First steps towards a mentally healthier justice system?

8 November 2023
By Andy Bell

Overcrowding in prisons in England and Wales has brought the justice system back into political focus over the last couple of months. As the number of prisoners rises and reaches beyond the capacity of the estate to cope, it’s become clear that the system is in urgent need of reform.

Nine out of ten people in prison in England and Wales have at least one mental health problem. And according to our research, one prisoner in seven is in contact with a mental health service in England. So a crisis in the prison system is, inevitably, also a mental health crisis. That’s already evident in the large numbers of people in prison who self-harm or attempt to take their own lives, and the numbers of people who are waiting for a transfer to hospital for urgent treatment.

The Government recently announced steps to deal with the crisis, and in the process instigate reform longer term. Justice secretary Alex Chalk set out his plans, many of which are very welcome, to respond to the crisis.

A very welcome first step is to discourage the use of remand or custodial sentences when they are not necessary. Remand prisoners are especially at risk of mental health problems. And short prison sentences can do enormous harm to people’s health and relationships, but without much chance of rehabilitation. While government has fallen short of ending the use of short prison sentences, it plans to introduce a presumption against their use following the King’s Speech, putting a greater emphasis on the use of community sentencing options.

To achieve this, we’re going to need investment in probation services, and alongside them the provision of vital mental health, alcohol and drug services, so that people get the necessary support alongside their community sentence. There is evidence that providing mental health treatment within a community sentence is effective and can make a real difference.

It’s therefore worrying that the Government is also putting more money into extra prison places – spending that cannot then be used to boost community services and that risks further inflating the numbers of people who find themselves in custody. And suggestions of sending prisoners abroad are deeply worrying and risk causing even greater harm.

In response to the current crisis, the Government also plans to release some prisoners early. We know from research that unplanned and unpredictable releases from prison can lead people into a crisis situation. Support ‘through the gates’ makes a big difference to prisoners’ chances of building better lives when they leave.

More positively, the Justice Secretary has pledged to review the legacy of Imprisonment for Public Protection that leaves people in prison well beyond their terms, more than a decade since they were abolished, or on licence at risk of being returned to custody. We know that people on IPP sentences have very high levels of mental distress, many of them ending up in hospital as a result. Action to put the era of IPP to an end cannot come soon enough.

These recent announcements offer a tentative few steps towards a mentally healthier justice system. Bigger steps may yet be needed, however. Too many women still get sent to prison despite presenting little risk to public safety. This causes lasting damage to them and their children. Prisons remain inherently unsafe places, where mental health services struggle to meet high levels of complex need among prisoners.

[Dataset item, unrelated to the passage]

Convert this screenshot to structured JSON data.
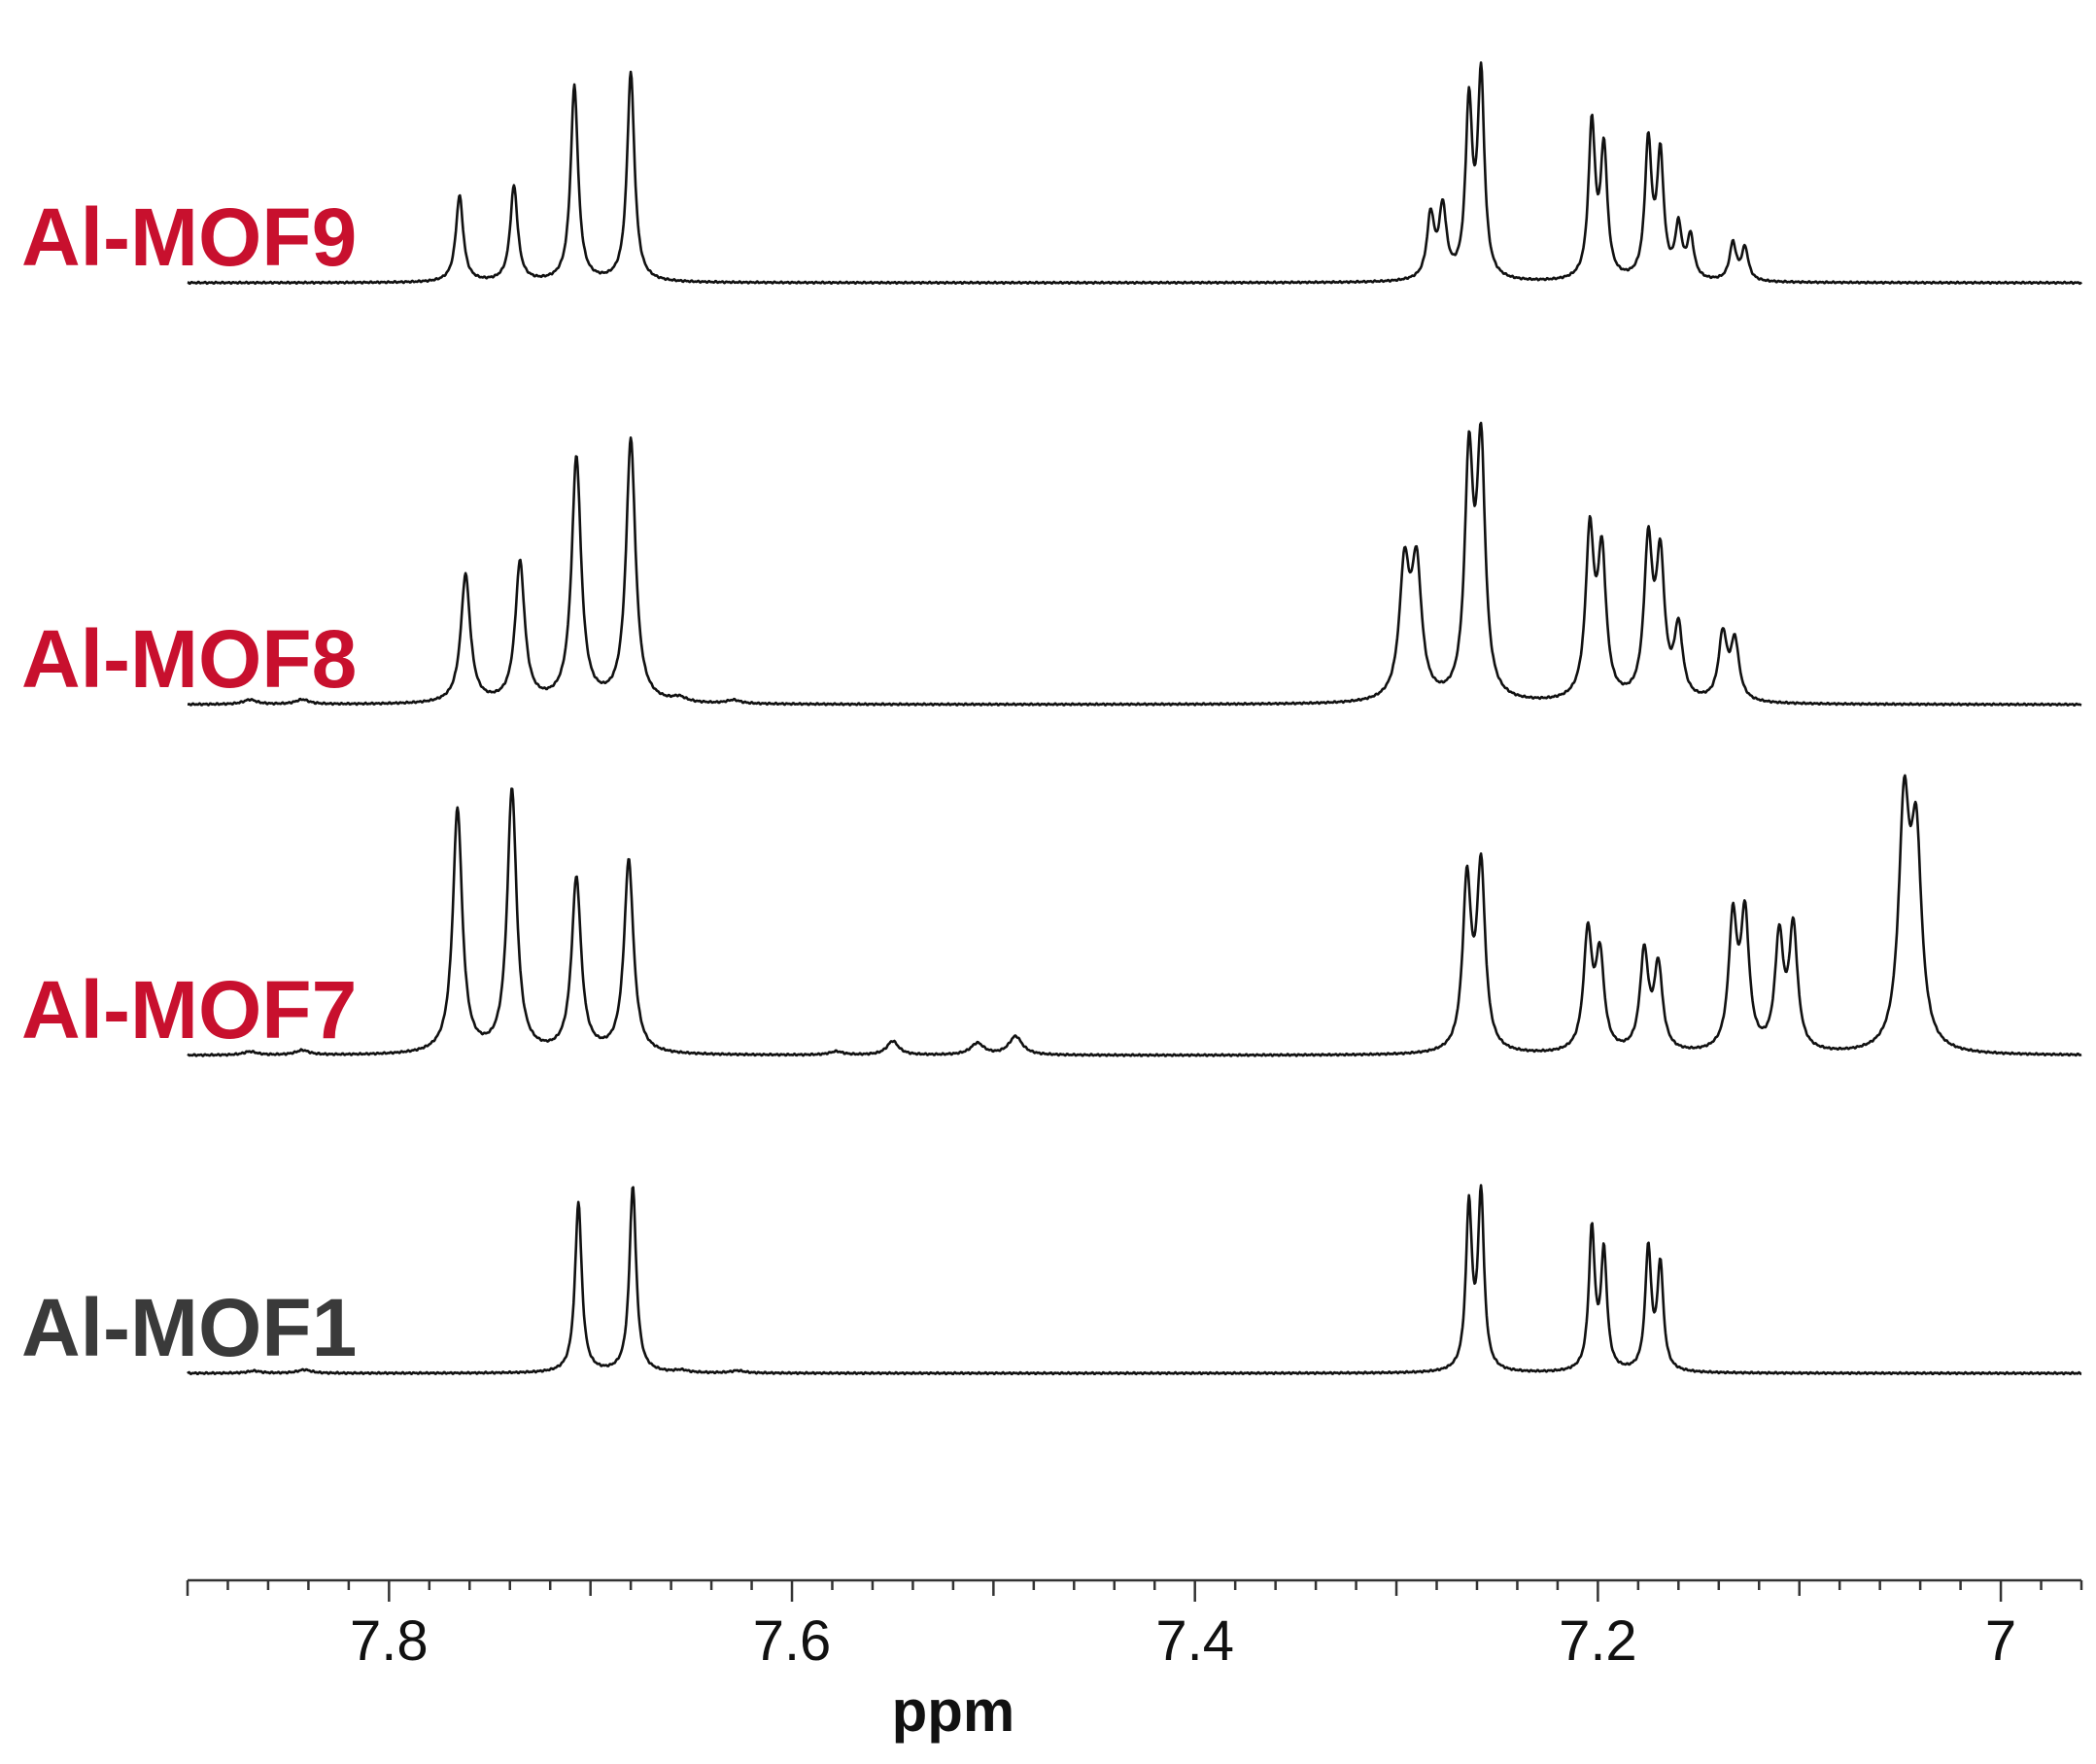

And too many people leave prison facing uncertainty about what life holds for them next.

It is also profoundly disappointing that the Government has chosen not to proceed with reform to the Mental Health Act this year. A new Mental Health Act could have created a 28-day maximum waiting time for hospital transfers and repealed outdated 1976 Bail Act powers to imprison people for their own protection. Failing to take these vital steps will leave vulnerable people in prison when it is not safe or therapeutic for them to be there.

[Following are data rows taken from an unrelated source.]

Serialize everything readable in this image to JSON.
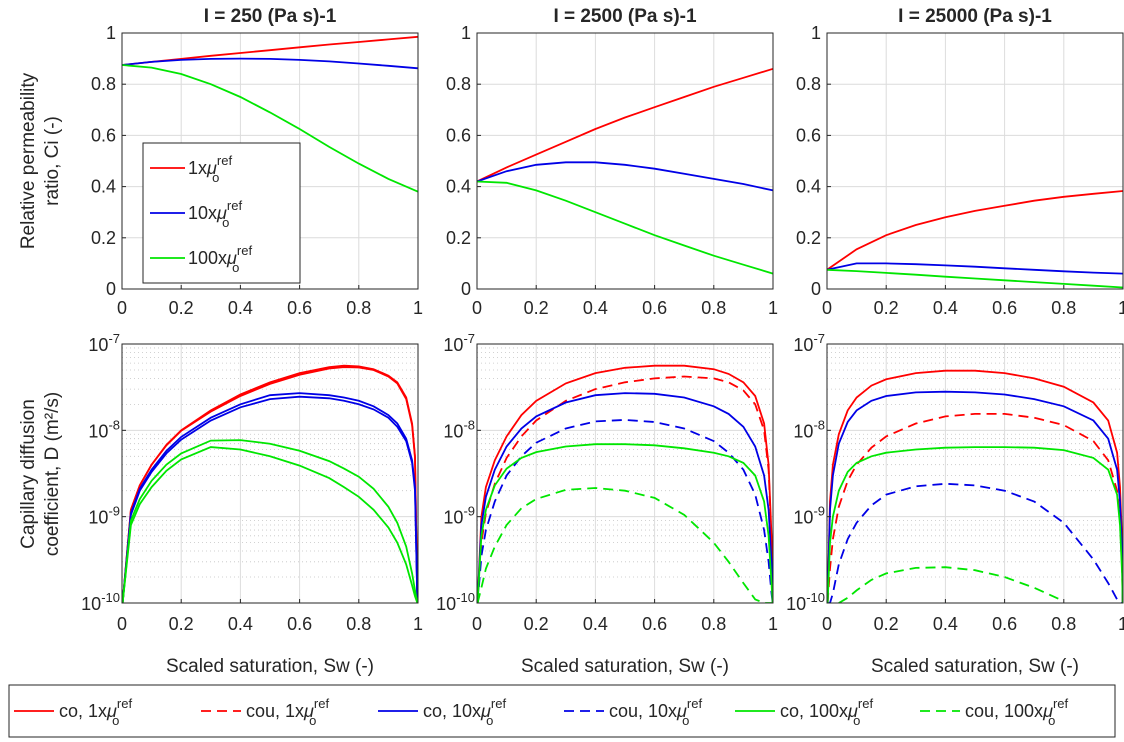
{
  "colors": {
    "red": "#ff0000",
    "blue": "#0000e6",
    "green": "#00e600",
    "grid": "#dcdcdc",
    "minor": "#c4c4c4"
  },
  "figure": {
    "titles": [
      "I = 250 (Pa s)-1",
      "I = 2500 (Pa s)-1",
      "I = 25000 (Pa s)-1"
    ],
    "top_ylabel": [
      "Relative permeability",
      "ratio, Ci (-)"
    ],
    "bottom_ylabel": [
      "Capillary diffusion",
      "coefficient, D (m²/s)"
    ],
    "xlabel": "Scaled saturation, Sw (-)",
    "top_xticks": [
      "0",
      "0.2",
      "0.4",
      "0.6",
      "0.8",
      "1"
    ],
    "top_yticks": [
      "0",
      "0.2",
      "0.4",
      "0.6",
      "0.8",
      "1"
    ],
    "bottom_yticks": [
      "10^-10",
      "10^-9",
      "10^-8",
      "10^-7"
    ]
  },
  "top_legend": [
    "1xμ_o^ref",
    "10xμ_o^ref",
    "100xμ_o^ref"
  ],
  "bottom_legend": [
    "co, 1xμ_o^ref",
    "cou, 1xμ_o^ref",
    "co, 10xμ_o^ref",
    "cou, 10xμ_o^ref",
    "co, 100xμ_o^ref",
    "cou, 100xμ_o^ref"
  ],
  "chart_data": [
    {
      "type": "line",
      "title": "I = 250 (Pa s)-1",
      "xlabel": "",
      "ylabel": "Relative permeability ratio, Ci (-)",
      "xlim": [
        0,
        1
      ],
      "ylim": [
        0,
        1
      ],
      "grid": true,
      "legend": "left",
      "x": [
        0,
        0.1,
        0.2,
        0.3,
        0.4,
        0.5,
        0.6,
        0.7,
        0.8,
        0.9,
        1
      ],
      "series": [
        {
          "name": "1xμ_o^ref",
          "color": "#ff0000",
          "values": [
            0.875,
            0.887,
            0.899,
            0.911,
            0.922,
            0.933,
            0.944,
            0.955,
            0.965,
            0.975,
            0.985
          ]
        },
        {
          "name": "10xμ_o^ref",
          "color": "#0000e6",
          "values": [
            0.875,
            0.887,
            0.895,
            0.899,
            0.9,
            0.899,
            0.895,
            0.889,
            0.881,
            0.872,
            0.862
          ]
        },
        {
          "name": "100xμ_o^ref",
          "color": "#00e600",
          "values": [
            0.875,
            0.865,
            0.84,
            0.8,
            0.75,
            0.69,
            0.625,
            0.555,
            0.49,
            0.43,
            0.38
          ]
        }
      ]
    },
    {
      "type": "line",
      "title": "I = 2500 (Pa s)-1",
      "xlim": [
        0,
        1
      ],
      "ylim": [
        0,
        1
      ],
      "grid": true,
      "x": [
        0,
        0.1,
        0.2,
        0.3,
        0.4,
        0.5,
        0.6,
        0.7,
        0.8,
        0.9,
        1
      ],
      "series": [
        {
          "name": "1xμ_o^ref",
          "color": "#ff0000",
          "values": [
            0.42,
            0.475,
            0.525,
            0.575,
            0.625,
            0.67,
            0.71,
            0.75,
            0.79,
            0.825,
            0.86
          ]
        },
        {
          "name": "10xμ_o^ref",
          "color": "#0000e6",
          "values": [
            0.42,
            0.46,
            0.485,
            0.495,
            0.495,
            0.485,
            0.47,
            0.45,
            0.43,
            0.41,
            0.385
          ]
        },
        {
          "name": "100xμ_o^ref",
          "color": "#00e600",
          "values": [
            0.42,
            0.415,
            0.385,
            0.345,
            0.3,
            0.255,
            0.21,
            0.17,
            0.13,
            0.095,
            0.06
          ]
        }
      ]
    },
    {
      "type": "line",
      "title": "I = 25000 (Pa s)-1",
      "xlim": [
        0,
        1
      ],
      "ylim": [
        0,
        1
      ],
      "grid": true,
      "x": [
        0,
        0.1,
        0.2,
        0.3,
        0.4,
        0.5,
        0.6,
        0.7,
        0.8,
        0.9,
        1
      ],
      "series": [
        {
          "name": "1xμ_o^ref",
          "color": "#ff0000",
          "values": [
            0.075,
            0.155,
            0.21,
            0.25,
            0.28,
            0.305,
            0.325,
            0.345,
            0.36,
            0.372,
            0.383
          ]
        },
        {
          "name": "10xμ_o^ref",
          "color": "#0000e6",
          "values": [
            0.075,
            0.1,
            0.1,
            0.097,
            0.092,
            0.087,
            0.081,
            0.075,
            0.069,
            0.064,
            0.06
          ]
        },
        {
          "name": "100xμ_o^ref",
          "color": "#00e600",
          "values": [
            0.075,
            0.07,
            0.063,
            0.056,
            0.048,
            0.041,
            0.034,
            0.027,
            0.02,
            0.013,
            0.006
          ]
        }
      ]
    },
    {
      "type": "line",
      "xlabel": "Scaled saturation, Sw (-)",
      "ylabel": "Capillary diffusion coefficient, D (m^2/s)",
      "xlim": [
        0,
        1
      ],
      "ylim": [
        1e-10,
        1e-07
      ],
      "yscale": "log",
      "grid": true,
      "x": [
        0.002,
        0.03,
        0.06,
        0.1,
        0.15,
        0.2,
        0.3,
        0.4,
        0.5,
        0.6,
        0.7,
        0.75,
        0.8,
        0.85,
        0.9,
        0.93,
        0.96,
        0.98,
        0.99,
        0.998
      ],
      "series": [
        {
          "name": "co, 1xμ_o^ref",
          "style": "solid",
          "color": "#ff0000",
          "values": [
            1e-10,
            1.2e-09,
            2.3e-09,
            4e-09,
            6.8e-09,
            1e-08,
            1.7e-08,
            2.6e-08,
            3.6e-08,
            4.6e-08,
            5.4e-08,
            5.6e-08,
            5.5e-08,
            5.1e-08,
            4.3e-08,
            3.6e-08,
            2.4e-08,
            1.2e-08,
            5e-09,
            1e-10
          ]
        },
        {
          "name": "cou, 1xμ_o^ref",
          "style": "solid",
          "color": "#ff0000",
          "values": [
            1e-10,
            1.2e-09,
            2.3e-09,
            4e-09,
            6.7e-09,
            9.9e-09,
            1.65e-08,
            2.5e-08,
            3.45e-08,
            4.4e-08,
            5.2e-08,
            5.4e-08,
            5.35e-08,
            5e-08,
            4.2e-08,
            3.5e-08,
            2.3e-08,
            1.15e-08,
            4.8e-09,
            1e-10
          ]
        },
        {
          "name": "co, 10xμ_o^ref",
          "style": "solid",
          "color": "#0000e6",
          "values": [
            1e-10,
            1.1e-09,
            2.1e-09,
            3.5e-09,
            5.8e-09,
            8.4e-09,
            1.4e-08,
            2e-08,
            2.55e-08,
            2.7e-08,
            2.55e-08,
            2.4e-08,
            2.2e-08,
            1.9e-08,
            1.5e-08,
            1.2e-08,
            8e-09,
            4.5e-09,
            2.2e-09,
            1e-10
          ]
        },
        {
          "name": "cou, 10xμ_o^ref",
          "style": "solid",
          "color": "#0000e6",
          "values": [
            1e-10,
            1.05e-09,
            2e-09,
            3.3e-09,
            5.4e-09,
            7.8e-09,
            1.3e-08,
            1.85e-08,
            2.3e-08,
            2.45e-08,
            2.35e-08,
            2.2e-08,
            2e-08,
            1.75e-08,
            1.4e-08,
            1.1e-08,
            7.5e-09,
            4.2e-09,
            2e-09,
            1e-10
          ]
        },
        {
          "name": "co, 100xμ_o^ref",
          "style": "solid",
          "color": "#00e600",
          "values": [
            1e-10,
            9e-10,
            1.6e-09,
            2.6e-09,
            4e-09,
            5.4e-09,
            7.6e-09,
            7.7e-09,
            7e-09,
            5.8e-09,
            4.4e-09,
            3.6e-09,
            2.9e-09,
            2.1e-09,
            1.3e-09,
            8.5e-10,
            4.5e-10,
            2.2e-10,
            1.4e-10,
            1e-10
          ]
        },
        {
          "name": "cou, 100xμ_o^ref",
          "style": "solid",
          "color": "#00e600",
          "values": [
            1e-10,
            8e-10,
            1.4e-09,
            2.2e-09,
            3.4e-09,
            4.6e-09,
            6.4e-09,
            6e-09,
            5e-09,
            3.9e-09,
            2.8e-09,
            2.2e-09,
            1.7e-09,
            1.2e-09,
            7.5e-10,
            5e-10,
            2.8e-10,
            1.6e-10,
            1.2e-10,
            1e-10
          ]
        }
      ]
    },
    {
      "type": "line",
      "xlabel": "Scaled saturation, Sw (-)",
      "xlim": [
        0,
        1
      ],
      "ylim": [
        1e-10,
        1e-07
      ],
      "yscale": "log",
      "grid": true,
      "x": [
        0.002,
        0.015,
        0.03,
        0.06,
        0.1,
        0.15,
        0.2,
        0.3,
        0.4,
        0.5,
        0.6,
        0.7,
        0.8,
        0.85,
        0.9,
        0.94,
        0.97,
        0.985,
        0.995,
        0.999
      ],
      "series": [
        {
          "name": "co, 1xμ_o^ref",
          "style": "solid",
          "color": "#ff0000",
          "values": [
            1e-10,
            1e-09,
            2.2e-09,
            4.5e-09,
            8.5e-09,
            1.5e-08,
            2.2e-08,
            3.5e-08,
            4.6e-08,
            5.3e-08,
            5.6e-08,
            5.6e-08,
            5.1e-08,
            4.5e-08,
            3.6e-08,
            2.5e-08,
            1.2e-08,
            4e-09,
            6e-10,
            1e-10
          ]
        },
        {
          "name": "cou, 1xμ_o^ref",
          "style": "dashed",
          "color": "#ff0000",
          "values": [
            1e-10,
            5e-10,
            1.1e-09,
            2.4e-09,
            4.8e-09,
            8.5e-09,
            1.3e-08,
            2.2e-08,
            3e-08,
            3.6e-08,
            4e-08,
            4.2e-08,
            4e-08,
            3.6e-08,
            2.9e-08,
            2e-08,
            1e-08,
            3.5e-09,
            5e-10,
            1e-10
          ]
        },
        {
          "name": "co, 10xμ_o^ref",
          "style": "solid",
          "color": "#0000e6",
          "values": [
            1e-10,
            8e-10,
            1.7e-09,
            3.5e-09,
            6.5e-09,
            1.05e-08,
            1.45e-08,
            2.1e-08,
            2.55e-08,
            2.7e-08,
            2.65e-08,
            2.4e-08,
            1.9e-08,
            1.55e-08,
            1.1e-08,
            6.5e-09,
            3e-09,
            1.2e-09,
            3e-10,
            1e-10
          ]
        },
        {
          "name": "cou, 10xμ_o^ref",
          "style": "dashed",
          "color": "#0000e6",
          "values": [
            1e-10,
            3.5e-10,
            7e-10,
            1.5e-09,
            3e-09,
            5e-09,
            7.2e-09,
            1.05e-08,
            1.27e-08,
            1.32e-08,
            1.25e-08,
            1.05e-08,
            7.5e-09,
            5.5e-09,
            3.5e-09,
            1.8e-09,
            7e-10,
            3e-10,
            1.3e-10,
            1e-10
          ]
        },
        {
          "name": "co, 100xμ_o^ref",
          "style": "solid",
          "color": "#00e600",
          "values": [
            1e-10,
            6e-10,
            1.2e-09,
            2.3e-09,
            3.6e-09,
            4.8e-09,
            5.6e-09,
            6.5e-09,
            6.9e-09,
            6.9e-09,
            6.7e-09,
            6.2e-09,
            5.5e-09,
            5e-09,
            4.2e-09,
            3e-09,
            1.5e-09,
            6e-10,
            1.7e-10,
            1e-10
          ]
        },
        {
          "name": "cou, 100xμ_o^ref",
          "style": "dashed",
          "color": "#00e600",
          "values": [
            1e-10,
            1.5e-10,
            2.5e-10,
            4.5e-10,
            8e-10,
            1.25e-09,
            1.6e-09,
            2.05e-09,
            2.15e-09,
            2e-09,
            1.65e-09,
            1.05e-09,
            5e-10,
            3e-10,
            1.7e-10,
            1.1e-10,
            1e-10,
            1e-10,
            1e-10,
            1e-10
          ]
        }
      ]
    },
    {
      "type": "line",
      "xlabel": "Scaled saturation, Sw (-)",
      "xlim": [
        0,
        1
      ],
      "ylim": [
        1e-10,
        1e-07
      ],
      "yscale": "log",
      "grid": true,
      "x": [
        0.002,
        0.01,
        0.02,
        0.04,
        0.07,
        0.1,
        0.15,
        0.2,
        0.3,
        0.4,
        0.5,
        0.6,
        0.7,
        0.8,
        0.9,
        0.95,
        0.98,
        0.99,
        0.997,
        0.999
      ],
      "series": [
        {
          "name": "co, 1xμ_o^ref",
          "style": "solid",
          "color": "#ff0000",
          "values": [
            1e-10,
            1.5e-09,
            4e-09,
            9e-09,
            1.7e-08,
            2.4e-08,
            3.3e-08,
            3.9e-08,
            4.6e-08,
            4.9e-08,
            4.9e-08,
            4.6e-08,
            4e-08,
            3.2e-08,
            2.1e-08,
            1.3e-08,
            5.5e-09,
            2.2e-09,
            5e-10,
            1e-10
          ]
        },
        {
          "name": "cou, 1xμ_o^ref",
          "style": "dashed",
          "color": "#ff0000",
          "values": [
            1e-10,
            2.5e-10,
            5.5e-10,
            1.3e-09,
            2.6e-09,
            4e-09,
            6.3e-09,
            8.5e-09,
            1.2e-08,
            1.45e-08,
            1.55e-08,
            1.55e-08,
            1.4e-08,
            1.15e-08,
            7.5e-09,
            4.5e-09,
            2e-09,
            9e-10,
            2.5e-10,
            1e-10
          ]
        },
        {
          "name": "co, 10xμ_o^ref",
          "style": "solid",
          "color": "#0000e6",
          "values": [
            1e-10,
            1.2e-09,
            3e-09,
            7e-09,
            1.25e-08,
            1.7e-08,
            2.2e-08,
            2.5e-08,
            2.75e-08,
            2.8e-08,
            2.75e-08,
            2.6e-08,
            2.3e-08,
            1.9e-08,
            1.3e-08,
            8e-09,
            3.5e-09,
            1.5e-09,
            3.5e-10,
            1e-10
          ]
        },
        {
          "name": "cou, 10xμ_o^ref",
          "style": "dashed",
          "color": "#0000e6",
          "values": [
            1e-10,
            1e-10,
            1.3e-10,
            2.8e-10,
            5.5e-10,
            8.5e-10,
            1.35e-09,
            1.8e-09,
            2.25e-09,
            2.4e-09,
            2.3e-09,
            2e-09,
            1.5e-09,
            8.5e-10,
            3.2e-10,
            1.7e-10,
            1.1e-10,
            1e-10,
            1e-10,
            1e-10
          ]
        },
        {
          "name": "co, 100xμ_o^ref",
          "style": "solid",
          "color": "#00e600",
          "values": [
            1e-10,
            5e-10,
            1e-09,
            2e-09,
            3.3e-09,
            4.2e-09,
            5e-09,
            5.5e-09,
            6e-09,
            6.3e-09,
            6.4e-09,
            6.4e-09,
            6.3e-09,
            5.9e-09,
            4.8e-09,
            3.5e-09,
            1.8e-09,
            8e-10,
            2.2e-10,
            1e-10
          ]
        },
        {
          "name": "cou, 100xμ_o^ref",
          "style": "dashed",
          "color": "#00e600",
          "values": [
            null,
            null,
            null,
            1e-10,
            1.15e-10,
            1.4e-10,
            1.85e-10,
            2.2e-10,
            2.55e-10,
            2.6e-10,
            2.4e-10,
            2e-10,
            1.5e-10,
            1.05e-10,
            null,
            null,
            null,
            null,
            null,
            null
          ]
        }
      ]
    }
  ]
}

Long-term reform is vital beyond the current crisis. This must include support for robust community sentencing, where it is known that these result in less reoffending than short custodial sentences. Expanding the promising Community Treatment Requirements (optional part of a community sentence) programme needs to be part of this.

Too often people in prison are forgotten and ignored by policymakers unless the system is struggling. This is a chance to make changes that build a more robust, healthy and safe justice system for the future.